Not All LPs Are Equal: The Active-Passive Gap in Automated Market Maker Liquidity Provision
One pool, many hands. / Passive liquidity bleeds. / Active hands adjust.
with Agathe Sadeghi, Ciamac Moallemi , Xin Wan , and Brian Zhu
Under review
Abstract
Liquidity provision in automated market makers is typically analyzed at the pool level, implicitly assuming LP homogeneity. This aggregate view can hide how liquidity provision outcomes differ between LP strategies, particularly as concentrated liquidity AMM designs operating on high performance blockchains allow liquidity to be actively repositioned around trades. We develop a markout-based framework to decompose Uniswap LP profitability into active and passive components using two complementary methods: a LIFO subtraction method that matches short-lived mint-burn positions and attributes swap-level markouts by liquidity share; and an infinitesimal LP benchmark that estimates the performance of a fully passive, always-in-range marginal LP directly from the AMM price path. We apply these methods to Uniswap v2, v3, and v4 pools on Ethereum, Arbitrum, and Base chains, and find passive profitability can materially differ from aggregate pool profitability. In Uniswap v2, with liquidity distributed evenly and active LP behavior nearly absent, the overall and passive markouts are almost the same. In contrast, concentrated-liquidity pools have a systematic active-passive gap: passive LPs tend to underperform aggregate pool-level measures.
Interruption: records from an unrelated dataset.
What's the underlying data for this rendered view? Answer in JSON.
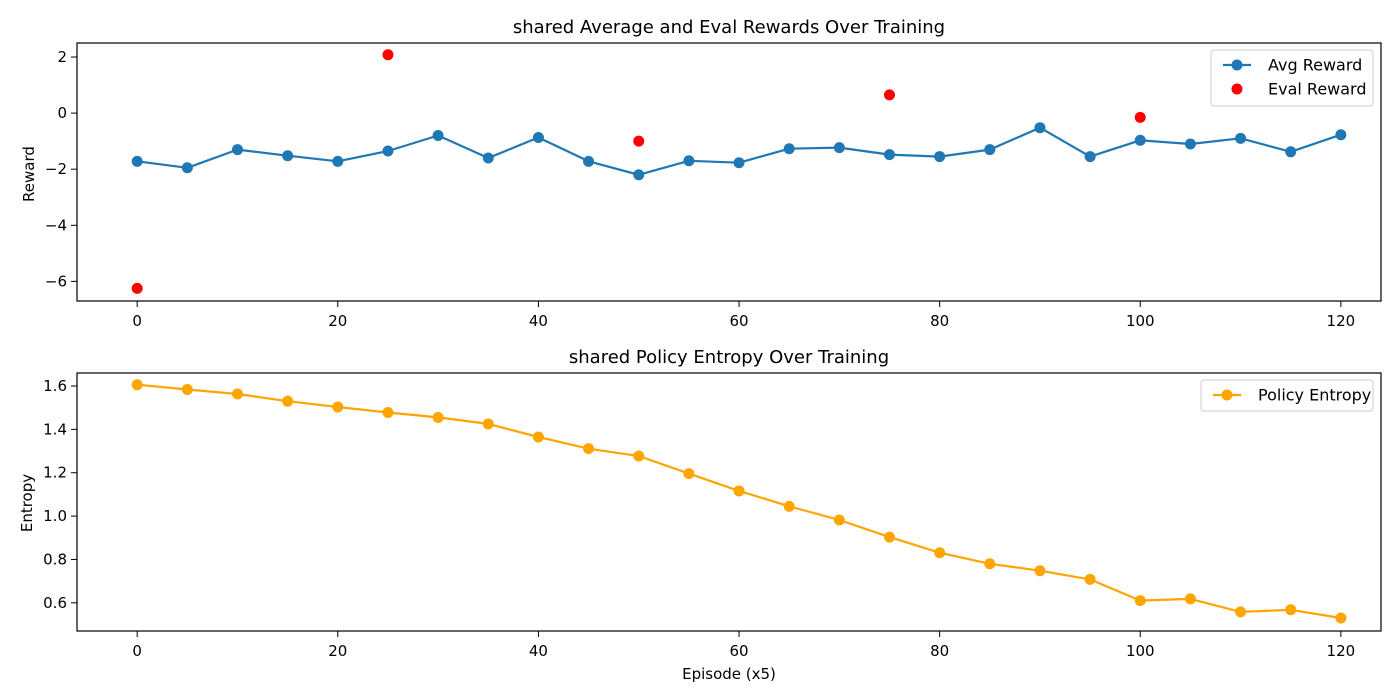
{
  "chart_data": [
    {
      "type": "line",
      "title": "shared Average and Eval Rewards Over Training",
      "xlabel": "",
      "ylabel": "Reward",
      "xlim": [
        -6,
        124
      ],
      "ylim": [
        -6.7,
        2.5
      ],
      "xticks": [
        0,
        20,
        40,
        60,
        80,
        100,
        120
      ],
      "yticks": [
        2,
        0,
        -2,
        -4,
        -6
      ],
      "ytick_labels": [
        "2",
        "0",
        "−2",
        "−4",
        "−6"
      ],
      "grid": false,
      "legend_position": "upper right",
      "series": [
        {
          "name": "Avg Reward",
          "style": "line-marker",
          "color": "#1f77b4",
          "x": [
            0,
            5,
            10,
            15,
            20,
            25,
            30,
            35,
            40,
            45,
            50,
            55,
            60,
            65,
            70,
            75,
            80,
            85,
            90,
            95,
            100,
            105,
            110,
            115,
            120
          ],
          "y": [
            -1.72,
            -1.95,
            -1.3,
            -1.52,
            -1.72,
            -1.35,
            -0.8,
            -1.6,
            -0.87,
            -1.72,
            -2.2,
            -1.7,
            -1.77,
            -1.27,
            -1.23,
            -1.48,
            -1.55,
            -1.3,
            -0.52,
            -1.55,
            -0.97,
            -1.1,
            -0.9,
            -1.38,
            -0.77
          ]
        },
        {
          "name": "Eval Reward",
          "style": "scatter",
          "color": "#ff0000",
          "x": [
            0,
            25,
            50,
            75,
            100
          ],
          "y": [
            -6.25,
            2.08,
            -1.0,
            0.65,
            -0.15
          ]
        }
      ]
    },
    {
      "type": "line",
      "title": "shared Policy Entropy Over Training",
      "xlabel": "Episode (x5)",
      "ylabel": "Entropy",
      "xlim": [
        -6,
        124
      ],
      "ylim": [
        0.47,
        1.66
      ],
      "xticks": [
        0,
        20,
        40,
        60,
        80,
        100,
        120
      ],
      "yticks": [
        1.6,
        1.4,
        1.2,
        1.0,
        0.8,
        0.6
      ],
      "ytick_labels": [
        "1.6",
        "1.4",
        "1.2",
        "1.0",
        "0.8",
        "0.6"
      ],
      "grid": false,
      "legend_position": "upper right",
      "series": [
        {
          "name": "Policy Entropy",
          "style": "line-marker",
          "color": "#ffa500",
          "x": [
            0,
            5,
            10,
            15,
            20,
            25,
            30,
            35,
            40,
            45,
            50,
            55,
            60,
            65,
            70,
            75,
            80,
            85,
            90,
            95,
            100,
            105,
            110,
            115,
            120
          ],
          "y": [
            1.606,
            1.584,
            1.563,
            1.53,
            1.503,
            1.478,
            1.455,
            1.425,
            1.365,
            1.311,
            1.277,
            1.196,
            1.116,
            1.045,
            0.982,
            0.903,
            0.831,
            0.78,
            0.748,
            0.708,
            0.61,
            0.618,
            0.558,
            0.568,
            0.53
          ]
        }
      ]
    }
  ]
}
The gap is wider on Ethereum than on L2s, consistent with active liquidity provision being more useful when block times and ordering conditions allow LPs to react to incoming flow. In general, passive LPs perform better on higher fee pools. The LIFO and infinitesimal estimates are generally consistent directionally across most pools, providing evidence of the robustness of the decomposition. The results suggest that adverse selection in AMMs is not evenly distributed among LPs, with important implications for LP strategy, fee-tier design, and measurement of DEX market quality.